Rejected Alternatives

The current scope of this proposal is for Connectors only.  However, as mentioned above, it provides classes that can be used by Brokers and Clients for functionality in other KIPs.

A related feature for brokers is KIP-226, which allows for dynamic broker configuration.  It can also store passwords.  However,

  1. It currently does not work for Kafka Connect.
  2. One requirement is to not "leak" secrets to other systems, especially if the customer is already using a centralized Secret Management system.

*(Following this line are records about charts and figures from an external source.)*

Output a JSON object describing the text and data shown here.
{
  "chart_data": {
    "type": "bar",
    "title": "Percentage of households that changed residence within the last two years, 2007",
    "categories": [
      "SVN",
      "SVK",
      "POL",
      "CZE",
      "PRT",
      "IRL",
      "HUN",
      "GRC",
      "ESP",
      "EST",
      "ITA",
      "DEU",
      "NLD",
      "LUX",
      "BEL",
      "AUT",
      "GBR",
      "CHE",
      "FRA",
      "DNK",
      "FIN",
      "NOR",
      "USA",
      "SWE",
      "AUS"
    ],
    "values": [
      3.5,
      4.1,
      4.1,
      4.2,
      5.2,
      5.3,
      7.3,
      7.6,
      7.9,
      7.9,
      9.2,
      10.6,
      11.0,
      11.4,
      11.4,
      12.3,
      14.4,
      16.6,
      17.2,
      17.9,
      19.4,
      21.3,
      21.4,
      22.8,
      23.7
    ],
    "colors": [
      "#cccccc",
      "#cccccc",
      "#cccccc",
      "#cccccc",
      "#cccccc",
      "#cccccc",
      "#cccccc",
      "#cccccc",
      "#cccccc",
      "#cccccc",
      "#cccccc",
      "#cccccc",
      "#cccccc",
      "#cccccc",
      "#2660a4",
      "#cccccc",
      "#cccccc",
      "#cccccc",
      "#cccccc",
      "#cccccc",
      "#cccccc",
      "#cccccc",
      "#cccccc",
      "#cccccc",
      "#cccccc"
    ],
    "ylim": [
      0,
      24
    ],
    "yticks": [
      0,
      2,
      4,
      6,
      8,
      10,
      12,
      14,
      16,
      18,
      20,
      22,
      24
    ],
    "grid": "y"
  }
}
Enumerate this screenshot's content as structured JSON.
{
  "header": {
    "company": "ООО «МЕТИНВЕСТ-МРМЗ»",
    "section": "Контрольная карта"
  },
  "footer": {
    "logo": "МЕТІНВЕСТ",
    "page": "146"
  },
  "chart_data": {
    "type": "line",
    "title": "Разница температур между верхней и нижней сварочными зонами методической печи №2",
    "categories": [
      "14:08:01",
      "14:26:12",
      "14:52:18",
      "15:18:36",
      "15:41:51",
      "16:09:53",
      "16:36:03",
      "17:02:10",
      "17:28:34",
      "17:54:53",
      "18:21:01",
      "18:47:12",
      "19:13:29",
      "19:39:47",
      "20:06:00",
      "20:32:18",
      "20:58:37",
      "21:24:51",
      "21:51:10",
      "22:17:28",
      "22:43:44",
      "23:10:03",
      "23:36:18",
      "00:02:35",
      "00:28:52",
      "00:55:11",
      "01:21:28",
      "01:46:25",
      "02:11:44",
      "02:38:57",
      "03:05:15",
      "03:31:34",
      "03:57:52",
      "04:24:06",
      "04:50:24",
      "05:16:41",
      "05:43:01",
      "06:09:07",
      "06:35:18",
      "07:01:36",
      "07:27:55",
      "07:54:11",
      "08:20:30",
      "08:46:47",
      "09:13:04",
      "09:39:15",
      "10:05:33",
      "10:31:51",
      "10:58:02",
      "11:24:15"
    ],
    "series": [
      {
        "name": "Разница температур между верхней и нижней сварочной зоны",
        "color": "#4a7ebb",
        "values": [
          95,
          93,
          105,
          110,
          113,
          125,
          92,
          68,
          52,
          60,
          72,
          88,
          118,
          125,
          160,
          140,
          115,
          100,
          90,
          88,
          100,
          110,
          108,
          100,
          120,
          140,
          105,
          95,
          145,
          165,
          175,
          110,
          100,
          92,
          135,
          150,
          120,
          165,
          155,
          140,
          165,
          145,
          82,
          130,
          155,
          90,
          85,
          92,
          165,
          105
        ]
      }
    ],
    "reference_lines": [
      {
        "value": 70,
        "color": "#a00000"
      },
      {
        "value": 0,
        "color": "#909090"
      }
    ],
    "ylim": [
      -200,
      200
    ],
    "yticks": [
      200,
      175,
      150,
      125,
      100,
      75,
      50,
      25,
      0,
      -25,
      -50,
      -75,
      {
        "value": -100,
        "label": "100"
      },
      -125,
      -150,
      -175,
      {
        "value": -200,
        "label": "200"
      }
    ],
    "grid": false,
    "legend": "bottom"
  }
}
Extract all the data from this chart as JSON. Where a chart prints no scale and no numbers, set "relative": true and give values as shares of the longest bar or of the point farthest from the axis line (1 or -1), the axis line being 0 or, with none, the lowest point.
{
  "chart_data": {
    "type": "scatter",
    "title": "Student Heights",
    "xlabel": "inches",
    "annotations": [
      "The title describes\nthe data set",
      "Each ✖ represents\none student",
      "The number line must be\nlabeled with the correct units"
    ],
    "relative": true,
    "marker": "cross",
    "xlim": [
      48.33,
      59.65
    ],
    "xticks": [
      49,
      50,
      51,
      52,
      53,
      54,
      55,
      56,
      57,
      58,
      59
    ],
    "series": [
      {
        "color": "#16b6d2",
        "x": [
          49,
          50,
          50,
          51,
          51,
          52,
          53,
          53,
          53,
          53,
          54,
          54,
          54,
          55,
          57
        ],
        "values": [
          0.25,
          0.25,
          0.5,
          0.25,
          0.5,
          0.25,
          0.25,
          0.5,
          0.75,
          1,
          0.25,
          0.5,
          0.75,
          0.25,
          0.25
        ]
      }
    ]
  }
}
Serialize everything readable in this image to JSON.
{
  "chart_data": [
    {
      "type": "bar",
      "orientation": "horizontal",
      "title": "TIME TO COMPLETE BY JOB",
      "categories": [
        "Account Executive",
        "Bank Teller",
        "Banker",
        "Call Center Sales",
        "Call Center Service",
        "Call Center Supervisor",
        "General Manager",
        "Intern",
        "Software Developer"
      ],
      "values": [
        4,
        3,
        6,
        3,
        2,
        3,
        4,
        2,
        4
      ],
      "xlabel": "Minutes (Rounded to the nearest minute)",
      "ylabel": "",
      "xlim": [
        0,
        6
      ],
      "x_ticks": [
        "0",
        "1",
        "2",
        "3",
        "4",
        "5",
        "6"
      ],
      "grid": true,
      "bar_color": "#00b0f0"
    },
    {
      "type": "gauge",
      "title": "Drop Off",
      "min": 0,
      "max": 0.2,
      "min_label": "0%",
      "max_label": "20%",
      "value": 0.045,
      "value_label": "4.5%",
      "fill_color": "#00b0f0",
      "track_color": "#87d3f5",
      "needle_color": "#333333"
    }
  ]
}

A related feature for clients is KIP-76, which is for obtaining passwords through scripts.  However,

  1. It is not yet implemented.
  2. It only applies to certain password fields.
  3. It does not allow for custom plugins.

Another related feature for clients is KIP-269, which is for using variables for JAAS configuration.  However,

  1. It is not yet implemented.
  2. It only applies to JAAS configuration.

Again, as mentioned above, the classes above can be used to implement or augment the behavior of these KIPs.  However, that effort is a separate effort from this KIP.